Constantine also has one of the best safehouses/secret lairs of any show I've seen. Jasper's Mill House is a conundrum, larger on the inside than it seems from the outside (timey wimey!) and filled with many, many secrets (and Easter eggs!). It's a brilliant piece of set design and prop work, and I wish I could take a tour of it. From a practical perspective, the time spent creating this set—one that they don't spend all that much time in for such an elaborate place—is the kind of "extra" that makes a show feel truly real.

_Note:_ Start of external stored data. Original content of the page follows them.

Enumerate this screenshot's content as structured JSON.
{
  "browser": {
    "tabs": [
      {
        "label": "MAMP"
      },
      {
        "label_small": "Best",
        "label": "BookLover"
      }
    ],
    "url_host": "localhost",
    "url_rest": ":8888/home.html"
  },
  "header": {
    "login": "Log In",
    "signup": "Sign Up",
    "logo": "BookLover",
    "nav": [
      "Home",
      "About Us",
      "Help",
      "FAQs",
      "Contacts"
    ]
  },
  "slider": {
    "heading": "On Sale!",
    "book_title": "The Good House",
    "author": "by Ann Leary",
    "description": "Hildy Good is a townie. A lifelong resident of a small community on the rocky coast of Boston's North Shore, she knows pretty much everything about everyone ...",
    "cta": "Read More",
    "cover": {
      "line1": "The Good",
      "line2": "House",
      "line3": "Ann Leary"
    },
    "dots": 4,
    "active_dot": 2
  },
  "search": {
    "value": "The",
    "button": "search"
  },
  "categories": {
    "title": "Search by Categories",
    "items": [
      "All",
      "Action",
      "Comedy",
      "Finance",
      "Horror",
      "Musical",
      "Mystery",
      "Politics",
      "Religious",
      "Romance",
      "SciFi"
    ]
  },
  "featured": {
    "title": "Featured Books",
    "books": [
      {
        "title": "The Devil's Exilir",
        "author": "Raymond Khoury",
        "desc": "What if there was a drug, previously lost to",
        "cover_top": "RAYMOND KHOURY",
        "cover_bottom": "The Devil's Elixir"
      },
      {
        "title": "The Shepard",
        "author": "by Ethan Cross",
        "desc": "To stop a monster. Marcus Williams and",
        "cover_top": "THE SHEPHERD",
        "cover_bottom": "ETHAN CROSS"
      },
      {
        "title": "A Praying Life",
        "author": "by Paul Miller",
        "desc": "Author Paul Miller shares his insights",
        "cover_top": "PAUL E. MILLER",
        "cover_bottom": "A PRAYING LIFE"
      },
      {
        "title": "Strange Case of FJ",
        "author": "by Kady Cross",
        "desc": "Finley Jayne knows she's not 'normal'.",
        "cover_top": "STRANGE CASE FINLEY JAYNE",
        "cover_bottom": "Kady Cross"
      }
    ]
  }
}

Binging Constantine also helped me realize why it made sense for Constantine to be "friends" with Lucifer Morningstar (as revealed in the "Crisis on Infinite Earths" crossover event). Constantine and Lucifer are separate shows, natch, but they cover similar themes and have similar feels. The characters of Constantine and Lucifer aren't all that different from each other, either. Both are men who are struggling to overcome their demons, both literal and figurative, and prove to themselves that they're not actually bad people. But this isn't a post about Lucifer, so please excuse my tangent. (Although that show's totally worth a binge, too!)
Constantine only runs for thirteen episodes, but it's a solid season from start to finish. (And, for those of you left wanting more, Constantine’s final episode isn't the end of the road for John. He’s a series regular on DC's Legends of Tomorrow starting in season 4.) Constantine is the kind of show you can easily get lost in, and it's fun to puzzle out what might happen later in the season while you're watching the earlier episodes—particularly what's going on with Zed. I love her crazy story! And Constantine, although he's a somewhat grey character, is easy to root for and his charm will win you over before the first episode's credits roll. Or, rather, before DC Universe automatically starts the next episode, because you're not going to want to stop at just one.